Abstract
Commuting time shapes workers’ daily lives and job opportunities for job seekers. Recent policy debates in the context of the German welfare system included the proposal to tighten requirements regarding commuting time subject to the threat of benefit reductions. While commuting imposes time costs, monetary costs, and stress, these burdens are unevenly distributed across social groups, particularly by gender, parenthood, and income. Existing evidence suggests that women are less willing than men to accept long commutes, which may contribute to persistent gender wage differences; however, prior work has not examined whether the disutility of commuting increases non-linearly with commute time.

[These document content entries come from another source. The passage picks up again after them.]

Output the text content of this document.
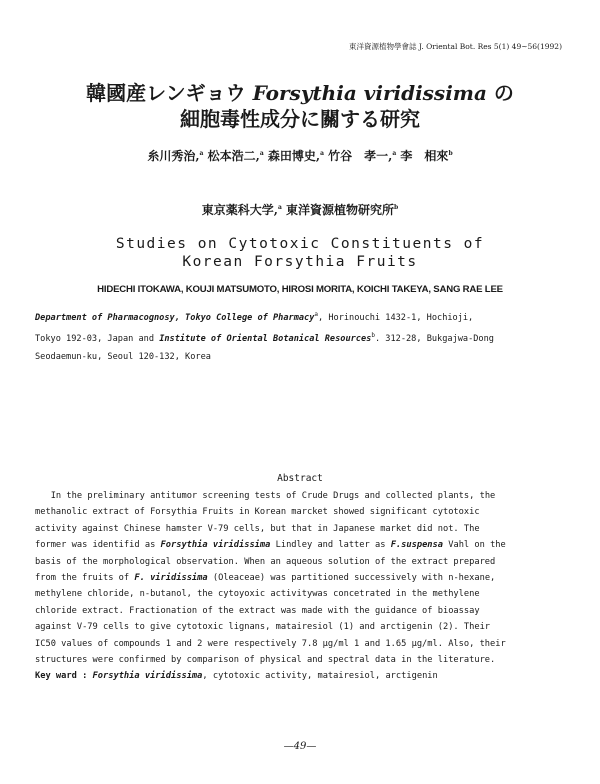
東洋資源植物學會誌 J. Oriental Bot. Res 5(1) 49~56(1992)
韓國産レンギョウ Forsythia viridissima の
細胞毒性成分に關する研究
糸川秀治,$^a$ 松本浩二,$^a$ 森田博史,$^a$ 竹谷　孝一,$^a$ 李　相來$^b$
東京薬科大学,$^a$ 東洋資源植物研究所$^b$
Studies on Cytotoxic Constituents of
Korean Forsythia Fruits
HIDECHI ITOKAWA, KOUJI MATSUMOTO, HIROSI MORITA, KOICHI TAKEYA, SANG RAE LEE
Department of Pharmacognosy, Tokyo College of Pharmacy$^a$, Horinouchi 1432-1, Hochioji,
Tokyo 192-03, Japan and Institute of Oriental Botanical Resources$^b$. 312-28, Bukgajwa-Dong
Seodaemun-ku, Seoul 120-132, Korea
Abstract
In the preliminary antitumor screening tests of Crude Drugs and collected plants, the
methanolic extract of Forsythia Fruits in Korean marcket showed significant cytotoxic
activity against Chinese hamster V-79 cells, but that in Japanese market did not. The
former was identifid as Forsythia viridissima Lindley and latter as F.suspensa Vahl on the
basis of the morphological observation. When an aqueous solution of the extract prepared
from the fruits of F. viridissima (Oleaceae) was partitioned successively with n-hexane,
methylene chloride, n-butanol, the cytoyoxic activitywas concetrated in the methylene
chloride extract. Fractionation of the extract was made with the guidance of bioassay
against V-79 cells to give cytotoxic lignans, matairesiol (1) and arctigenin (2). Their
IC50 values of compounds 1 and 2 were respectively 7.8 μg/ml 1 and 1.65 μg/ml. Also, their
structures were confirmed by comparison of physical and spectral data in the literature.
Key ward : Forsythia viridissima, cytotoxic activity, matairesiol, arctigenin
—49—
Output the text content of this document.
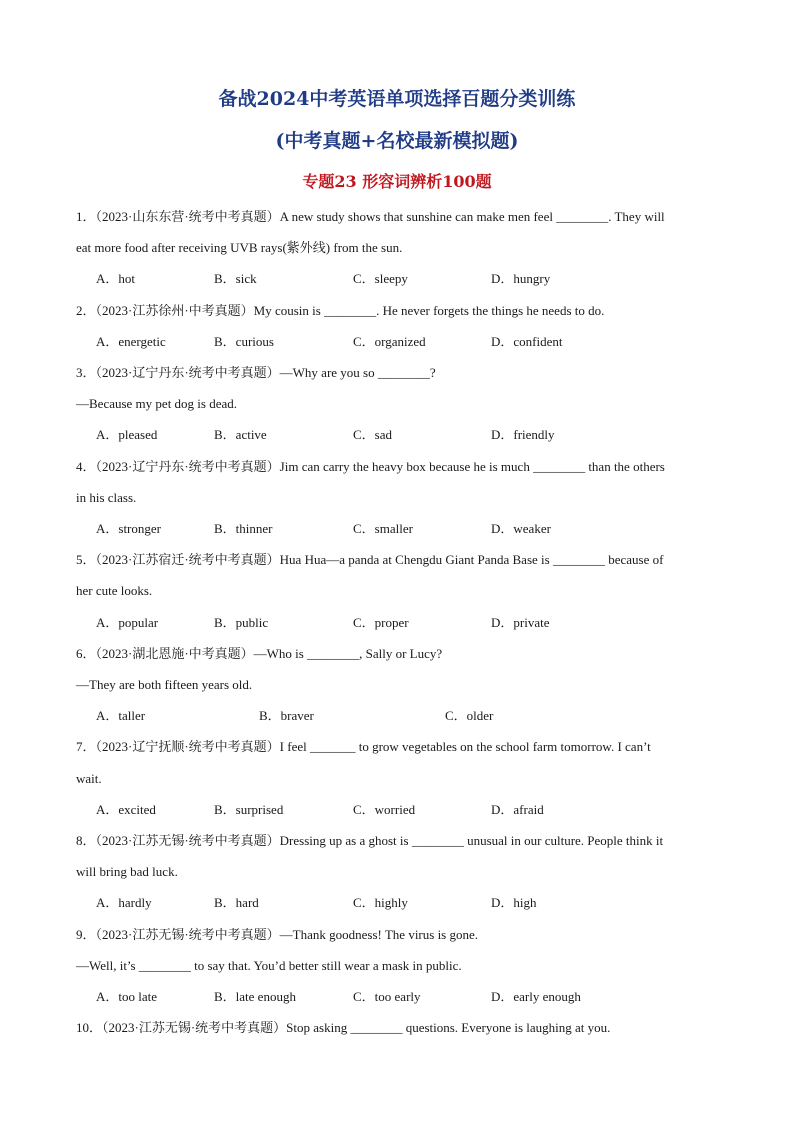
备战2024中考英语单项选择百题分类训练
(中考真题+名校最新模拟题)
专题23 形容词辨析100题
1．（2023·山东东营·统考中考真题）A new study shows that sunshine can make men feel ________. They will
eat more food after receiving UVB rays(紫外线) from the sun.
A．hot	B．sick	C．sleepy	D．hungry
2．（2023·江苏徐州·中考真题）My cousin is ________. He never forgets the things he needs to do.
A．energetic	B．curious	C．organized	D．confident
3．（2023·辽宁丹东·统考中考真题）—Why are you so ________?
—Because my pet dog is dead.
A．pleased	B．active	C．sad	D．friendly
4．（2023·辽宁丹东·统考中考真题）Jim can carry the heavy box because he is much ________ than the others
in his class.
A．stronger	B．thinner	C．smaller	D．weaker
5．（2023·江苏宿迁·统考中考真题）Hua Hua—a panda at Chengdu Giant Panda Base is ________ because of
her cute looks.
A．popular	B．public	C．proper	D．private
6．（2023·湖北恩施·中考真题）—Who is ________, Sally or Lucy?
—They are both fifteen years old.
A．taller	B．braver	C．older
7．（2023·辽宁抚顺·统考中考真题）I feel _______ to grow vegetables on the school farm tomorrow. I can’t
wait.
A．excited	B．surprised	C．worried	D．afraid
8．（2023·江苏无锡·统考中考真题）Dressing up as a ghost is ________ unusual in our culture. People think it
will bring bad luck.
A．hardly	B．hard	C．highly	D．high
9．（2023·江苏无锡·统考中考真题）—Thank goodness! The virus is gone.
—Well, it’s ________ to say that. You’d better still wear a mask in public.
A．too late	B．late enough	C．too early	D．early enough
10．（2023·江苏无锡·统考中考真题）Stop asking ________ questions. Everyone is laughing at you.
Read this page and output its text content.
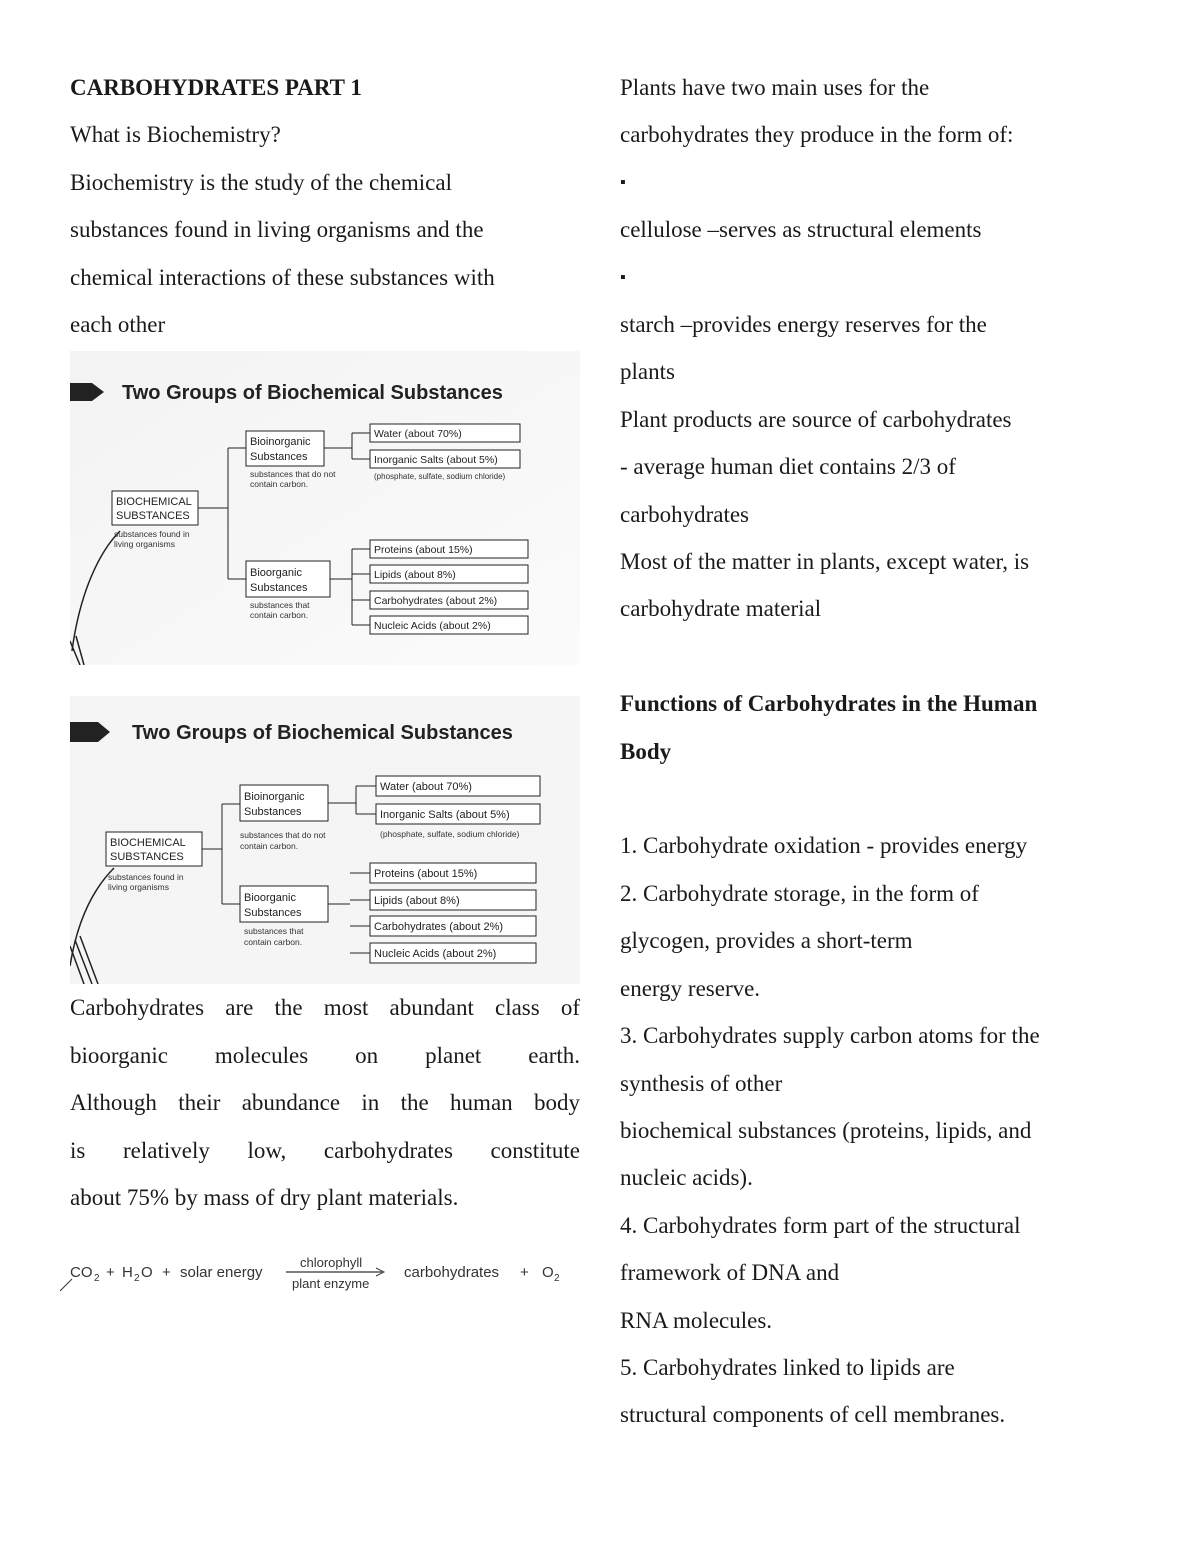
CARBOHYDRATES PART 1
What is Biochemistry?
Biochemistry is the study of the chemical
substances found in living organisms and the
chemical interactions of these substances with
each other
Two Groups of Biochemical Substances
BIOCHEMICAL
SUBSTANCES
substances found in
living organisms
Bioinorganic
Substances
substances that do not
contain carbon.
Water (about 70%)
Inorganic Salts (about 5%)
(phosphate, sulfate, sodium chloride)
Bioorganic
Substances
substances that
contain carbon.
Proteins (about 15%)
Lipids (about 8%)
Carbohydrates (about 2%)
Nucleic Acids (about 2%)
Two Groups of Biochemical Substances
BIOCHEMICAL
SUBSTANCES
substances found in
living organisms
Bioinorganic
Substances
substances that do not
contain carbon.
Water (about 70%)
Inorganic Salts (about 5%)
(phosphate, sulfate, sodium chloride)
Bioorganic
Substances
substances that
contain carbon.
Proteins (about 15%)
Lipids (about 8%)
Carbohydrates (about 2%)
Nucleic Acids (about 2%)
Carbohydrates are the most abundant class of
bioorganic molecules on planet earth.
Although their abundance in the human body
is relatively low, carbohydrates constitute
about 75% by mass of dry plant materials.
CO 2 + H 2 O + solar energy
chlorophyll
plant enzyme
carbohydrates + O 2
Plants have two main uses for the
carbohydrates they produce in the form of:
▪
cellulose –serves as structural elements
▪
starch –provides energy reserves for the
plants
Plant products are source of carbohydrates
- average human diet contains 2/3 of
carbohydrates
Most of the matter in plants, except water, is
carbohydrate material
Functions of Carbohydrates in the Human
Body
1. Carbohydrate oxidation - provides energy
2. Carbohydrate storage, in the form of
glycogen, provides a short-term
energy reserve.
3. Carbohydrates supply carbon atoms for the
synthesis of other
biochemical substances (proteins, lipids, and
nucleic acids).
4. Carbohydrates form part of the structural
framework of DNA and
RNA molecules.
5. Carbohydrates linked to lipids are
structural components of cell membranes.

This project estimates the willingness to pay (WTP) to avoid additional commuting time and tests whether WTP exhibits convexity (i.e., over-proportional increases in disutility at higher baseline commute durations). To this end, we implement a vignette-based stated-choice survey experiment within the IAB-OPAL survey (https://www.iab-opal.de), the IAB’s high-frequency online panel “Arbeiten und Leben in Deutschland”. IAB-OPAL repeatedly surveys the German working-age population several times per year and can field topical modules quickly. Using IAB-OPAL, we target two groups: unemployed job seekers, mainly those who receive welfare benefits, and employed individuals. Respondents repeatedly choose between hypothetical job offers that trade off net income and commuting time (and the additional job attributes contract type and mobility support). We estimate preference parameters using conditional logit models, derive WTP for reduced commuting, and compare alternative model specifications to detect non-linearities.